Marc Cooke of Wolves of the Wild Rockies said he attended one of the first trapping classes and learned a great deal from being able to be hands-on with the traps. He pointed out that Idaho continues to have a hands-on course.
“I would encourage the agency – even though numbers are declining – to have a hands-on part to this class. As a trapper, you’d need to make a commitment to go to one of these classes. Sure, there is some distance involved, but there is with trapping anyways,” Cooke said. “If there was a hands-on demonstration, it would be better in the long run because it would knock down the incidentals, the animals that shouldn’t be caught in the first place.”
Cheryl Kindschy, a Wolf Watcher and retired teacher, said most people learn best hands-on.
Tim McKendrick of the Montana Trappers Association said FWP offers a good trapping course but the MTA doesn’t support an online course but didn’t elaborate as to why.
Former FWP commissioner Bob Ream said there are a very limited number of experienced trappers so perhaps FWP, with the help of the MTA, could create a mentor program where new trappers follow experienced trappers around for a few days.
All the commissioners were all uneasy with the thought of trappers learning via a computer although Chairman Dan Vermillion pointed out that it’s the future of education. He proposed putting the proposal out for tentative consideration.
Other commissioners said they’d support putting out it for public comment, but it wasn’t likely that they’d support it once it came back.
Commissioner Matthew Tourtlotte called for a final vote.
“I don’t think it’s going to pass,” Tourtlotte said. “I would encourage the department to come back to us in December with a new proposal that we can put out with more details. What can be offered in the online course as compared to a hands-on course and can we even replicate any substantive part of that. We don’t even have the information to put out as a tentative.”
All five commissioners voted against the online course and may do so again when the department brings forward the next proposal.

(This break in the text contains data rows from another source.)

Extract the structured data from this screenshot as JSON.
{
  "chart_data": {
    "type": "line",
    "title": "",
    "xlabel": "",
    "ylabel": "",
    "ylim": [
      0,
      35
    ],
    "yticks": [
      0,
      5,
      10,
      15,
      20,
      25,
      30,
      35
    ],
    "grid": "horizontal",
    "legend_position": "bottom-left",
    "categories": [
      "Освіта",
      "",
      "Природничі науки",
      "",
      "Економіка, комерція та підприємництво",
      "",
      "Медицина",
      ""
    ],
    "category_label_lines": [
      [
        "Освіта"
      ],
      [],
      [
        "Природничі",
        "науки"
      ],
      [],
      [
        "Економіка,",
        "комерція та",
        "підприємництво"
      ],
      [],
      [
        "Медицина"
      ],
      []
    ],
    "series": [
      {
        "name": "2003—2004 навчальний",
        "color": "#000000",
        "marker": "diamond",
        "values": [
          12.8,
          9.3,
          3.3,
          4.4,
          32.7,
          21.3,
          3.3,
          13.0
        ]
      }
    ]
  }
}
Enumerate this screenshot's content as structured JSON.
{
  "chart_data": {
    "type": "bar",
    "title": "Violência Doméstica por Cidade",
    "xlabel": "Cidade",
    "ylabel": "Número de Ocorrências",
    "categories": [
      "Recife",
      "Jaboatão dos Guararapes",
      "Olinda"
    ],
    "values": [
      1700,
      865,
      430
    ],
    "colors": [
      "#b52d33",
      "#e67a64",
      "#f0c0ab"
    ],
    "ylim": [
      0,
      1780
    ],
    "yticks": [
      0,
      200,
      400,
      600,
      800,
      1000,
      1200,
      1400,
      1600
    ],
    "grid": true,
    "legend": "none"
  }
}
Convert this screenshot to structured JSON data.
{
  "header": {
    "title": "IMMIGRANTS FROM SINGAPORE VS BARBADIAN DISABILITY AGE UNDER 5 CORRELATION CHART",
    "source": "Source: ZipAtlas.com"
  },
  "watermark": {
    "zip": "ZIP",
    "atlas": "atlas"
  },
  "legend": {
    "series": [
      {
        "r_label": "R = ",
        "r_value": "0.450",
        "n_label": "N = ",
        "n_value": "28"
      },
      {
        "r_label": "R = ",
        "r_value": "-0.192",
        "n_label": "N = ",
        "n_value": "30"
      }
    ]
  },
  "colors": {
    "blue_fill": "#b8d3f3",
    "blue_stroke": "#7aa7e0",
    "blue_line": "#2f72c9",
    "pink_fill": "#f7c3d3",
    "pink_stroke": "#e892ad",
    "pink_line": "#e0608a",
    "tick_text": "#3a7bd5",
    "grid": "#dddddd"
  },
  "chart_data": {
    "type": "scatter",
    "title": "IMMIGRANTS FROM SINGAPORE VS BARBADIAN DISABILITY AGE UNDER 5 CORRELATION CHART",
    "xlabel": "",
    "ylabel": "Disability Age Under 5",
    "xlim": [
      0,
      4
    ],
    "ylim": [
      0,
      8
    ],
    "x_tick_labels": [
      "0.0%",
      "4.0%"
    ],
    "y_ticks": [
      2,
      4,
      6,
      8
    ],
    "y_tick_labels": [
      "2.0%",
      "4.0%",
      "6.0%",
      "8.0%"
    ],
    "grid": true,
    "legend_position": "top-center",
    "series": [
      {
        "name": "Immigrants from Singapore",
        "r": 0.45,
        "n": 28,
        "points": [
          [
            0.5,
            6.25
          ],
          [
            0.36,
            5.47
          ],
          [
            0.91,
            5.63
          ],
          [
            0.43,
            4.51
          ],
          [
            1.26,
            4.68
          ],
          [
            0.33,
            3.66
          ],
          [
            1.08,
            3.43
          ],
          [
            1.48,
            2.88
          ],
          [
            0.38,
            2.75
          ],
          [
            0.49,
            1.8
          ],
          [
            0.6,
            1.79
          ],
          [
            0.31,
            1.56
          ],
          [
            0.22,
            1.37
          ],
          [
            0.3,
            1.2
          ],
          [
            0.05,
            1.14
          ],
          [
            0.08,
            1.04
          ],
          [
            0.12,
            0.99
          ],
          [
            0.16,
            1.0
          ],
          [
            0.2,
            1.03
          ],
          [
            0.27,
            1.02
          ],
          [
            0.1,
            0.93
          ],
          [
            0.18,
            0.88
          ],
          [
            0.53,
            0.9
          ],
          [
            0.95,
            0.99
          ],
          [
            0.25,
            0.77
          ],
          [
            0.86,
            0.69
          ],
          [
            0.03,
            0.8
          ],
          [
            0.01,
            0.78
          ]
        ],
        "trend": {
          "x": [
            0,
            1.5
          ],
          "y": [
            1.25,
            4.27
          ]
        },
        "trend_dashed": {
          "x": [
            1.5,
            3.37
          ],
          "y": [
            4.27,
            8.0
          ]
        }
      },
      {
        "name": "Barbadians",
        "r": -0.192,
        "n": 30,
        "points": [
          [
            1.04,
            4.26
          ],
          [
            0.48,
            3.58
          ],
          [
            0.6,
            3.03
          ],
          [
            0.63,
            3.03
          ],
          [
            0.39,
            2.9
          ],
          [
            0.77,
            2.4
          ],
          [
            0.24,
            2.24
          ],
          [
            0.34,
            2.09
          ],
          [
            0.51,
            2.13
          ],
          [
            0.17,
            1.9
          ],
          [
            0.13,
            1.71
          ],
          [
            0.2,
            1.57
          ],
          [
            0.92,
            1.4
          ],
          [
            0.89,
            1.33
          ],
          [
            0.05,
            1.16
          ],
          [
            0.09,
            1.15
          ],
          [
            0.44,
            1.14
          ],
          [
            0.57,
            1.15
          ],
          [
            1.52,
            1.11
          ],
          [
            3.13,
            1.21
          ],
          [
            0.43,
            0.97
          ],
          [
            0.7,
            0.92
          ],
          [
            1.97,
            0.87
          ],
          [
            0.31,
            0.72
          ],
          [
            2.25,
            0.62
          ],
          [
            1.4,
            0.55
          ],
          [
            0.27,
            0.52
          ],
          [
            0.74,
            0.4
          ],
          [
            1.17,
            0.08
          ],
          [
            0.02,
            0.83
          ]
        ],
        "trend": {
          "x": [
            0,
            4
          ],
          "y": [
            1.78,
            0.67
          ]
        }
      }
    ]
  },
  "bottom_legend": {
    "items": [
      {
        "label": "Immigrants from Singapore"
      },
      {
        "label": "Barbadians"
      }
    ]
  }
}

“I struggle philosophically with the notion learning about firearms or bow hunting online. It reminds me of going into a Cabela’s and seeing those video games and kids thinking they’re learning about hunting with dad standing there and it has nothing to do with anything. There’s no personal involvement, they’re not involved with the animals, they have no idea what they’re doing.,” said commissioner Richard Kerstein.